Profiles live in /var/firebox-profiles/<name>.json inside the template's rootfs. They're template-scoped (alice-app saved from browser-use only loads in browser-use).

Live preview via noVNC

Hand the user a URL they can open in any browser tab to watch the agent work in real time:

stream = sb.stream.start()
print(f"Watch the agent: {stream['url']}")
# → http://your-host:51234/vnc.html?autoconnect=1&password=...

sb.stream spins up Xvfb + x11vnc + websockify + noVNC inside the sandbox and DNATs the noVNC port out via sb.ports.expose.
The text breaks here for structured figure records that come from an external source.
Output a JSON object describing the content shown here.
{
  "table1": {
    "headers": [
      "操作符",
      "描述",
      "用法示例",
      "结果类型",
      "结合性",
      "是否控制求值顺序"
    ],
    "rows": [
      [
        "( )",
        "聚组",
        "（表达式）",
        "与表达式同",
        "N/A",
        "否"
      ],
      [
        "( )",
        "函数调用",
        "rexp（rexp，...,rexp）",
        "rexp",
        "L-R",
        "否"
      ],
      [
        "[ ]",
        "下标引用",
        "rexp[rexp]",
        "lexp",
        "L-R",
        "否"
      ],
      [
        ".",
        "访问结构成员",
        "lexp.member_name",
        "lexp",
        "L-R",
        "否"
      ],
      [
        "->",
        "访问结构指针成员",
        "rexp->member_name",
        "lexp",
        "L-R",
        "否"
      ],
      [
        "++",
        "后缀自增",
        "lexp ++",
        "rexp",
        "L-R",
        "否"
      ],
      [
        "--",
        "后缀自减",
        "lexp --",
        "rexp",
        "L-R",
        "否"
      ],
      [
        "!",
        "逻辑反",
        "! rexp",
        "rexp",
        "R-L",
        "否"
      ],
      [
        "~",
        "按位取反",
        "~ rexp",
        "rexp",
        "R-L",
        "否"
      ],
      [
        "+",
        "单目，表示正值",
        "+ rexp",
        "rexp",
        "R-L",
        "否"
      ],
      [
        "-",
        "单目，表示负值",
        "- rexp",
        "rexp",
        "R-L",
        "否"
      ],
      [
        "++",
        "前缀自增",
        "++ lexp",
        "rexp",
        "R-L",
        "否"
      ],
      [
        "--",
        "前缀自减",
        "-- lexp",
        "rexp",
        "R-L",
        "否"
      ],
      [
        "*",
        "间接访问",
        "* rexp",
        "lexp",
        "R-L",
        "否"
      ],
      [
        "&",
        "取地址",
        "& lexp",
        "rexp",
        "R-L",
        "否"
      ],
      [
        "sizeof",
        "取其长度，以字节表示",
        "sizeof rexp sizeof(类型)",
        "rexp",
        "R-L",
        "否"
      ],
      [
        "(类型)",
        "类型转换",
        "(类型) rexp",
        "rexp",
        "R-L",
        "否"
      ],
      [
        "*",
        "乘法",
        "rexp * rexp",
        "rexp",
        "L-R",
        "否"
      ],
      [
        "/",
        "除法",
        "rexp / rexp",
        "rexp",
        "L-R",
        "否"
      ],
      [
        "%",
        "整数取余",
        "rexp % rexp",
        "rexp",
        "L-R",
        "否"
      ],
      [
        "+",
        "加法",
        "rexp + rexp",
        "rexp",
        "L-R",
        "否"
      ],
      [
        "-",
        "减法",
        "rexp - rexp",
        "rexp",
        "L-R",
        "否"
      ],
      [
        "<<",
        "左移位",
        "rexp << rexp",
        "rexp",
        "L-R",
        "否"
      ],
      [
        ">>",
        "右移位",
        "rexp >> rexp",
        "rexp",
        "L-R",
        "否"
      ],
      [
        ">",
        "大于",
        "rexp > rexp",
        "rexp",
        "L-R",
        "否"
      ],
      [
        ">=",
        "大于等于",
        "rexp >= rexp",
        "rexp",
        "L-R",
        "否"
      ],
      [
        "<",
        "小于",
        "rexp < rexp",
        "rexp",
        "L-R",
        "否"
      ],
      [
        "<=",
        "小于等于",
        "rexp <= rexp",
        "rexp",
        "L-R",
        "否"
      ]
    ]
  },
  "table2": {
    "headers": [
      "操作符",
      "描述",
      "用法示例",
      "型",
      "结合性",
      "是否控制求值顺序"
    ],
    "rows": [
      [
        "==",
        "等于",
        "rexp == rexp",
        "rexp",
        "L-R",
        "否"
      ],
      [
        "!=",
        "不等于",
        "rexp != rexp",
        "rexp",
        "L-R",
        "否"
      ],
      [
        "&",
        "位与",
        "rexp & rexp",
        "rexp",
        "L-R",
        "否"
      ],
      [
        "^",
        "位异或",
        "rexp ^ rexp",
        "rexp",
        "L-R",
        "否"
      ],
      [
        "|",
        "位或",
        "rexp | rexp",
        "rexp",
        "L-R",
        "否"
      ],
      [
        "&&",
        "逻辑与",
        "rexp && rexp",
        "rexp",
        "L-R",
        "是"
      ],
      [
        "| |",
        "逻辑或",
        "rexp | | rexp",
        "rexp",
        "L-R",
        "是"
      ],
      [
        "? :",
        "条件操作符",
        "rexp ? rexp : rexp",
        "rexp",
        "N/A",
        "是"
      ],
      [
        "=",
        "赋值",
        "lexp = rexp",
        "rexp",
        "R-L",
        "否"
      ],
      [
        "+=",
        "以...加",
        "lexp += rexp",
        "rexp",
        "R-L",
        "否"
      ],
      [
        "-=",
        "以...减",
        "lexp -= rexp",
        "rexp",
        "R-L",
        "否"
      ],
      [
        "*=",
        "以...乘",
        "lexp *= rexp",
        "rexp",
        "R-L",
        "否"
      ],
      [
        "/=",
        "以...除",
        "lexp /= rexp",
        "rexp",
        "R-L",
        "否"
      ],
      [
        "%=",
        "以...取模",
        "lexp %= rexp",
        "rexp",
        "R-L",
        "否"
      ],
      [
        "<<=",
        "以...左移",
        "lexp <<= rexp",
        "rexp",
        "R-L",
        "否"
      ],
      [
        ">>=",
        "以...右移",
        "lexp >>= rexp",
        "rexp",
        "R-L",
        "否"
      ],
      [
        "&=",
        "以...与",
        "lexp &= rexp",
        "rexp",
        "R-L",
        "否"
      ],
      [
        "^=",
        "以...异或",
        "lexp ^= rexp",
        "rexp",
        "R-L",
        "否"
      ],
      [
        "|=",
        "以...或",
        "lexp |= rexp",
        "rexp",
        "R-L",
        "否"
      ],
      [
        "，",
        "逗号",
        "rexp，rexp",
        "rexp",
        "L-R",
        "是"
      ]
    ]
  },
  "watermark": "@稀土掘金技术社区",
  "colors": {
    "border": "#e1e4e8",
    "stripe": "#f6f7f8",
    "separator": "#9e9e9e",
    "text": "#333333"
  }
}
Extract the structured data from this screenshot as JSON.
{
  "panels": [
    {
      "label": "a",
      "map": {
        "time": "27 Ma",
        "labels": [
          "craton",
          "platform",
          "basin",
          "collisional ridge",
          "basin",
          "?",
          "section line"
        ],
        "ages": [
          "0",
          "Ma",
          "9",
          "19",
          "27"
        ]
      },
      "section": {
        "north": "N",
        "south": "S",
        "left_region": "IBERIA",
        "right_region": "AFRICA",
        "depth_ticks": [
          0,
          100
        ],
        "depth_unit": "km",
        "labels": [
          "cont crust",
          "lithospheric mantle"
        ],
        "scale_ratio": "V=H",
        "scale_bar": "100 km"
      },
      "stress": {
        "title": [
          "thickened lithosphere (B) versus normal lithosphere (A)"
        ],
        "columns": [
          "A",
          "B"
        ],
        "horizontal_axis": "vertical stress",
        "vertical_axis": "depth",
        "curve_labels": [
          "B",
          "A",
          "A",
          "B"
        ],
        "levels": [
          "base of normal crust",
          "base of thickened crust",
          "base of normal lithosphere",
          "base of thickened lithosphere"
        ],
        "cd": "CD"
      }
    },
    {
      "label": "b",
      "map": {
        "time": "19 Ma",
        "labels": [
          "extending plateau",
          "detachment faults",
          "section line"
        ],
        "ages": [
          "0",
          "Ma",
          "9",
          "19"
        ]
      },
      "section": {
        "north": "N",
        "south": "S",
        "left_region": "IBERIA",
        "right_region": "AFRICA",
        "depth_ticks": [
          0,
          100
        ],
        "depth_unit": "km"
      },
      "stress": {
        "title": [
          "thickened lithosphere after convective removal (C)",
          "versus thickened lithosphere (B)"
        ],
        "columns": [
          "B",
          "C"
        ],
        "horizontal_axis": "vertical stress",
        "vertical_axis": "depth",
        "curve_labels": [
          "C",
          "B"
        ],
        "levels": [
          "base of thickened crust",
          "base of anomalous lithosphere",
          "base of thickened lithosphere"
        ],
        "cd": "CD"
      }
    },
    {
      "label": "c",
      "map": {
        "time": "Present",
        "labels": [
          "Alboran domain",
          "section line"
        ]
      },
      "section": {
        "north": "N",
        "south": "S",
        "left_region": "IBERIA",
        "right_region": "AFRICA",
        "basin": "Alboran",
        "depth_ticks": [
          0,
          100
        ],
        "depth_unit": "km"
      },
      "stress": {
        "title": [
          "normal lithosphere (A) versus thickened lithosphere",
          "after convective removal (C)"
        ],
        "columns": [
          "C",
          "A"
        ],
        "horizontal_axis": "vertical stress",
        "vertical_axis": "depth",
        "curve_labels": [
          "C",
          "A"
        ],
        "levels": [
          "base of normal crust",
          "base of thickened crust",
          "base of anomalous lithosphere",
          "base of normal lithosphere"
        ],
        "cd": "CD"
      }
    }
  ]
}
Auto apt-installs websockify+novnc if the template doesn't have them.

sb.stream.stop() tears down the public mapping; sandbox close cleans the rest.

What it can't do

  • Real Chrome TLS — Chromium's TLS hello differs from Chrome's. Cloudflare Bot Manager / Akamai do fingerprint at the TLS layer. Workaround: use sb.http (curl_cffi with real Chrome 120 JA3) for raw HTTP calls behind the same cookies.
  • Mobile emulation — viewport-based only; no touch event fidelity.
  • Pause / resume of the whole VM mid-test — no Firecracker snapshot integration yet (warm pool is on the roadmap).
  • GPU rendering — Chromium runs on CPU. The Spark's Blackwell is idle from the sandbox's POV.